Dr Caitlin Biddolph1, Dr Caitlin Mollica3, Charlotte Carney2, Dr Rachel Killean2, Dr Wendy Lambourne2, Dr Kofi Bediako4

1University of Technology Sydney, Australia, 2University of Sydney, Australia, 3University of Newcastle, Australia, 4University of Melbourne, Australia

Biography:

Caitlin Biddolph is a Lecturer in International Relations at the University of Technology Sydney, Australia. Her research focuses on queering international law and transitional justice.

Caitlin Mollica is a Lecturer in Politics at the Newcastle Business School. Caitlin's research is interested in youth agency and participation, transitional justice, gender, access to justice and human rights.

Charlotte Carney is a PhD candidate at the University of Sydney. She has research interests in gender, race, and international justice, with her dissertation focusing on hybrid courts.

Wendy Lambourne is an Honorary Associate and former Chair of the Department of Peace and Conflict Studies, University of Sydney. Her interdisciplinary research over the past 30 years has covered the theory and practice of peacebuilding, transitional justice, reconciliation and psychosocial healing after genocide and other mass violence.

Kofi Bediako recently completed his PhD in International Relations at The University of Melbourne. His research focuses on the local impact of international participation in transitional justice in Africa comparing Ghana and Liberia.

Abstract:

Global instability has once again resulted in questions about the utility of the current approaches employed to pursue accountability for human rights abuses. The escalation of atrocities globally, which continue unabated, suggests a failure of justice, as even the most widely recognised abuses today fail to elicit a response. Silence also indicates an abdication of responsibility by the international community for the long-held norms associated with the obligation to end cultures of impunity. At a time when transitional justice is arguably most needed; current approaches are not fulfilling their aim, and individuals most affected by human rights abuses are questioning their relevance. Transitional justice (TJ) as such, is perhaps more than ever before, in crisis.

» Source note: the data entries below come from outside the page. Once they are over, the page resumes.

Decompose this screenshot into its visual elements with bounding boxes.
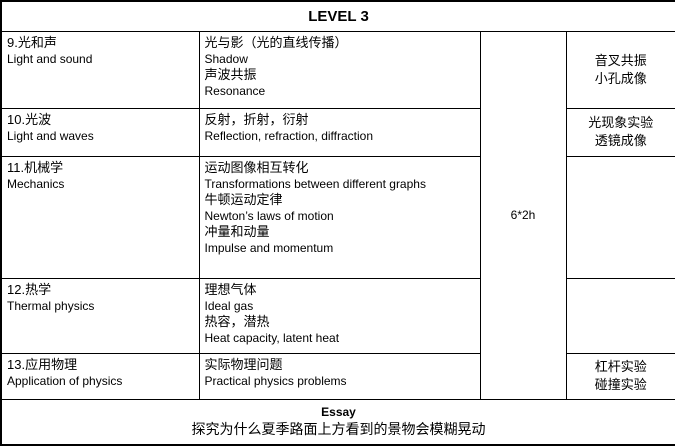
content-line: 冲量和动量 bbox=[204, 223, 270, 239]
topic-zh: 9.光和声 bbox=[7, 34, 57, 50]
hours-cell: 6*2h bbox=[479, 30, 567, 400]
experiments-cell bbox=[565, 277, 675, 354]
experiments-cell: 光现象实验 透镜成像 bbox=[565, 107, 675, 157]
content-line: Practical physics problems bbox=[204, 373, 347, 388]
content-line: 运动图像相互转化 bbox=[204, 159, 309, 175]
content-line: Shadow bbox=[204, 51, 248, 66]
topic-zh: 13.应用物理 bbox=[7, 356, 78, 372]
content-line: 牛顿运动定律 bbox=[204, 191, 283, 207]
content-line: 反射，折射，衍射 bbox=[204, 111, 309, 127]
experiment-line: 碰撞实验 bbox=[594, 377, 647, 392]
content-line: 理想气体 bbox=[204, 281, 257, 297]
experiments-cell: 音叉共振 小孔成像 bbox=[565, 30, 675, 109]
topic-en: Application of physics bbox=[7, 373, 123, 388]
experiment-line: 透镜成像 bbox=[594, 133, 647, 148]
content-cell: 光与影（光的直线传播） Shadow 声波共振 Resonance bbox=[198, 30, 481, 109]
topic-en: Thermal physics bbox=[7, 298, 95, 313]
content-line: Impulse and momentum bbox=[204, 240, 334, 255]
table-title: LEVEL 3 bbox=[0, 0, 675, 32]
experiment-line: 音叉共振 bbox=[594, 52, 647, 68]
essay-text: 探究为什么夏季路面上方看到的景物会模糊晃动 bbox=[191, 421, 486, 438]
content-cell: 实际物理问题 Practical physics problems bbox=[198, 352, 481, 400]
experiments-cell: 杠杆实验 碰撞实验 bbox=[565, 352, 675, 400]
topic-en: Mechanics bbox=[7, 176, 65, 191]
topic-en: Light and waves bbox=[7, 128, 94, 143]
essay-footer: Essay 探究为什么夏季路面上方看到的景物会模糊晃动 bbox=[0, 398, 675, 446]
experiment-line: 小孔成像 bbox=[594, 70, 647, 86]
content-line: Resonance bbox=[204, 83, 266, 98]
topic-en: Light and sound bbox=[7, 51, 93, 66]
topic-cell: 10.光波 Light and waves bbox=[0, 107, 200, 157]
content-line: Ideal gas bbox=[204, 298, 254, 313]
content-line: Newton’s laws of motion bbox=[204, 208, 334, 223]
content-line: 光与影（光的直线传播） bbox=[204, 34, 348, 50]
content-cell: 理想气体 Ideal gas 热容，潜热 Heat capacity, late… bbox=[198, 277, 481, 354]
experiments-cell bbox=[565, 155, 675, 279]
topic-cell: 11.机械学 Mechanics bbox=[0, 155, 200, 279]
topic-cell: 13.应用物理 Application of physics bbox=[0, 352, 200, 400]
content-line: Heat capacity, latent heat bbox=[204, 330, 340, 345]
topic-cell: 9.光和声 Light and sound bbox=[0, 30, 200, 109]
content-line: Transformations between different graphs bbox=[204, 176, 426, 191]
topic-zh: 11.机械学 bbox=[7, 159, 64, 175]
content-cell: 反射，折射，衍射 Reflection, refraction, diffrac… bbox=[198, 107, 481, 157]
content-line: 声波共振 bbox=[204, 66, 257, 82]
essay-title: Essay bbox=[321, 405, 356, 420]
topic-zh: 12.热学 bbox=[7, 281, 52, 297]
experiment-line: 光现象实验 bbox=[588, 115, 654, 130]
content-line: Reflection, refraction, diffraction bbox=[204, 128, 374, 143]
content-cell: 运动图像相互转化 Transformations between differe… bbox=[198, 155, 481, 279]
content-line: 热容，潜热 bbox=[204, 313, 270, 329]
content-line: 实际物理问题 bbox=[204, 356, 283, 372]
experiment-line: 杠杆实验 bbox=[594, 359, 647, 374]
topic-cell: 12.热学 Thermal physics bbox=[0, 277, 200, 354]
topic-zh: 10.光波 bbox=[7, 111, 52, 127]
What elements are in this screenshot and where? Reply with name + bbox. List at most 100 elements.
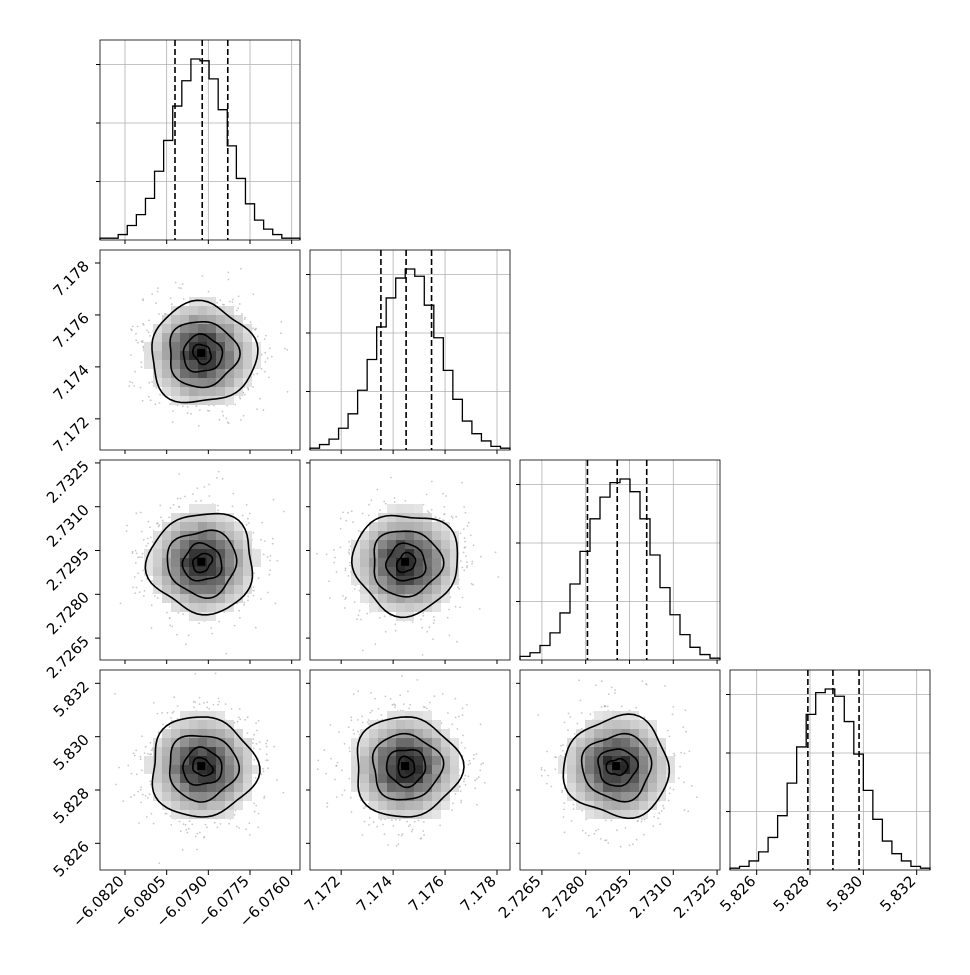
scatter-point <box>269 347 271 350</box>
scatter-point <box>132 586 134 589</box>
scatter-point <box>607 693 610 695</box>
density-cell <box>144 351 153 360</box>
scatter-point <box>326 805 329 808</box>
scatter-point <box>131 325 134 328</box>
scatter-point <box>157 287 159 289</box>
scatter-point <box>395 845 398 847</box>
histogram-panel-3 <box>726 669 931 871</box>
scatter-point <box>555 756 558 759</box>
density-cell <box>648 783 657 792</box>
scatter-point <box>443 519 445 522</box>
density-cell <box>171 729 180 738</box>
scatter-point <box>353 733 355 735</box>
scatter-point <box>135 552 138 555</box>
scatter-point <box>169 297 172 299</box>
scatter-point <box>344 569 347 572</box>
density-cell <box>621 801 630 810</box>
scatter-point <box>152 822 155 825</box>
density-cell <box>198 378 207 387</box>
scatter-point <box>473 753 475 756</box>
scatter-point <box>217 703 220 706</box>
scatter-point <box>344 567 347 570</box>
density-cell <box>585 729 594 738</box>
density-cell <box>234 801 243 810</box>
scatter-point <box>241 313 244 315</box>
scatter-point <box>348 561 351 564</box>
scatter-point <box>181 848 184 851</box>
density-cell <box>171 585 180 594</box>
scatter-point <box>257 719 260 722</box>
density-cell <box>180 729 189 738</box>
scatter-point <box>597 828 600 831</box>
scatter-point <box>192 700 195 703</box>
scatter-point <box>239 616 241 619</box>
density-cell <box>369 765 378 774</box>
density-cell <box>360 765 369 774</box>
scatter-point <box>138 591 141 594</box>
density-cell <box>153 576 162 585</box>
scatter-point <box>397 843 400 845</box>
scatter-point <box>130 328 132 331</box>
density-cell <box>378 558 387 567</box>
scatter-point <box>162 723 164 726</box>
density-cell <box>351 756 360 765</box>
density-cell <box>387 585 396 594</box>
scatter-point <box>140 366 143 368</box>
scatter-point <box>274 602 277 605</box>
scatter-point <box>203 702 205 704</box>
density-cell <box>405 531 414 540</box>
density-cell <box>612 747 621 756</box>
scatter-point <box>357 614 360 617</box>
density-cell <box>432 567 441 576</box>
scatter-point <box>463 537 466 539</box>
density-cell <box>621 720 630 729</box>
scatter-point <box>139 788 142 791</box>
scatter-point <box>130 354 132 356</box>
scatter-point <box>286 390 289 393</box>
density-cell <box>414 711 423 720</box>
density-cell <box>558 765 567 774</box>
histogram-frame <box>99 39 301 241</box>
density-cell <box>576 774 585 783</box>
scatter-point <box>260 538 262 541</box>
scatter-point <box>221 410 224 413</box>
density-cell <box>180 324 189 333</box>
scatter-point <box>669 787 671 789</box>
density-cell <box>387 756 396 765</box>
scatter-point <box>157 731 160 734</box>
scatter-point <box>451 517 454 519</box>
scatter-point <box>246 732 249 734</box>
density-cell <box>171 810 180 819</box>
density-cell <box>207 504 216 513</box>
density-cell <box>162 351 171 360</box>
scatter-point <box>430 509 433 511</box>
density-cell <box>387 729 396 738</box>
scatter-point <box>118 766 120 769</box>
density-cell <box>351 774 360 783</box>
y-tick-label: 2.7265 <box>43 632 93 682</box>
scatter-point <box>460 801 462 804</box>
scatter-point <box>178 820 181 823</box>
density-cell <box>144 558 153 567</box>
density-frame <box>99 459 301 661</box>
scatter-point <box>581 809 583 812</box>
density-cell <box>153 342 162 351</box>
scatter-point <box>150 812 153 815</box>
density-cell <box>630 810 639 819</box>
density-cell <box>153 738 162 747</box>
density-cell <box>639 720 648 729</box>
density-cell <box>414 765 423 774</box>
scatter-point <box>422 612 424 615</box>
density-cell <box>603 801 612 810</box>
density-cell <box>216 783 225 792</box>
scatter-point <box>114 692 116 695</box>
density-cell <box>387 594 396 603</box>
scatter-point <box>217 697 220 700</box>
scatter-point <box>397 833 400 836</box>
scatter-point <box>683 752 686 755</box>
density-panel-1-0 <box>99 249 301 451</box>
density-cell <box>198 333 207 342</box>
scatter-point <box>614 692 616 694</box>
scatter-point <box>133 576 136 578</box>
scatter-point <box>614 689 616 691</box>
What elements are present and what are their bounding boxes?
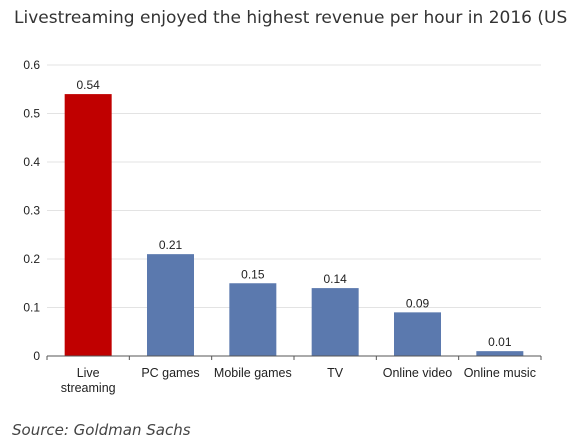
y-tick-label: 0 [33,349,40,363]
y-tick-label: 0.1 [23,301,40,315]
y-tick-label: 0.2 [23,252,40,266]
chart-title: Livestreaming enjoyed the highest revenu… [14,8,568,28]
source-note: Source: Goldman Sachs [12,421,191,439]
bar [311,288,359,356]
y-tick-label: 0.3 [23,204,40,218]
x-tick-label: Mobile games [214,366,292,380]
bar [394,312,441,356]
x-tick-label: Online video [383,366,453,380]
x-tick-label: streaming [61,381,116,395]
x-tick-label: PC games [141,366,199,380]
x-tick-label: Online music [464,366,536,380]
x-tick-label: TV [327,366,344,380]
data-label: 0.15 [241,267,265,281]
y-tick-label: 0.5 [23,107,40,121]
data-label: 0.54 [76,78,100,92]
bar [229,283,277,356]
y-tick-label: 0.6 [23,58,40,72]
data-label: 0.09 [406,296,430,310]
bar [64,94,112,356]
y-tick-label: 0.4 [23,155,40,169]
data-label: 0.14 [323,272,347,286]
data-label: 0.01 [488,335,512,349]
x-tick-label: Live [77,366,100,380]
data-label: 0.21 [159,238,183,252]
bar [147,254,194,356]
bar [476,351,524,356]
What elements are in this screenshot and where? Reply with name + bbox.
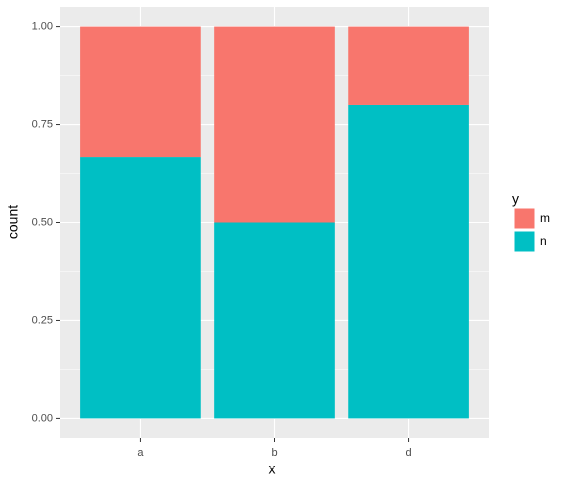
y-tick-label: 0.00	[32, 412, 53, 424]
x-tick-label: d	[406, 447, 412, 459]
bar-segment	[348, 104, 469, 419]
y-axis-title: count	[5, 205, 21, 239]
y-tick-label: 0.75	[32, 118, 53, 130]
bar-segment	[214, 222, 335, 419]
legend-label: m	[540, 211, 550, 225]
y-tick-label: 0.50	[32, 216, 53, 228]
bar-segment	[80, 157, 201, 419]
y-tick-label: 0.25	[32, 314, 53, 326]
legend-label: n	[540, 234, 547, 248]
legend-key	[513, 207, 536, 230]
x-tick-label: b	[271, 447, 277, 459]
x-tick-label: a	[137, 447, 144, 459]
y-tick-label: 1.00	[32, 20, 53, 32]
legend-title: y	[512, 191, 519, 207]
bar-segment	[348, 26, 469, 105]
x-axis-title: x	[269, 461, 276, 477]
legend-key	[513, 230, 536, 253]
bar-segment	[80, 26, 201, 158]
bar-segment	[214, 26, 335, 223]
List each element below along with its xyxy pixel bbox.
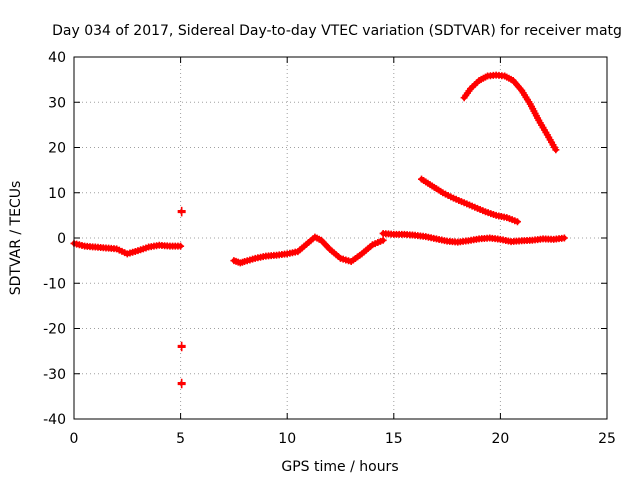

In response, we have put together a Special Issue (SI) soon to be published in the International Journal of Human Rights, which considers the opportunities that exist when we adopt an aspirational framework. Throughout the SI, scholars have, in different ways, and using diverse case studies, asked not what TJ is, but what it could be. Our SI, launched at this roundtable, assembles scholars from diverse backgrounds and experience, to critically evaluate the push and pull factors that might inform the creation of a more responsive TJ, capable of contributing to a less violent, more inclusive world. In different ways, the papers in the SI, some of which are represented at this roundtable illustrates that from crisis opportunities for transformation and reinvention emerge.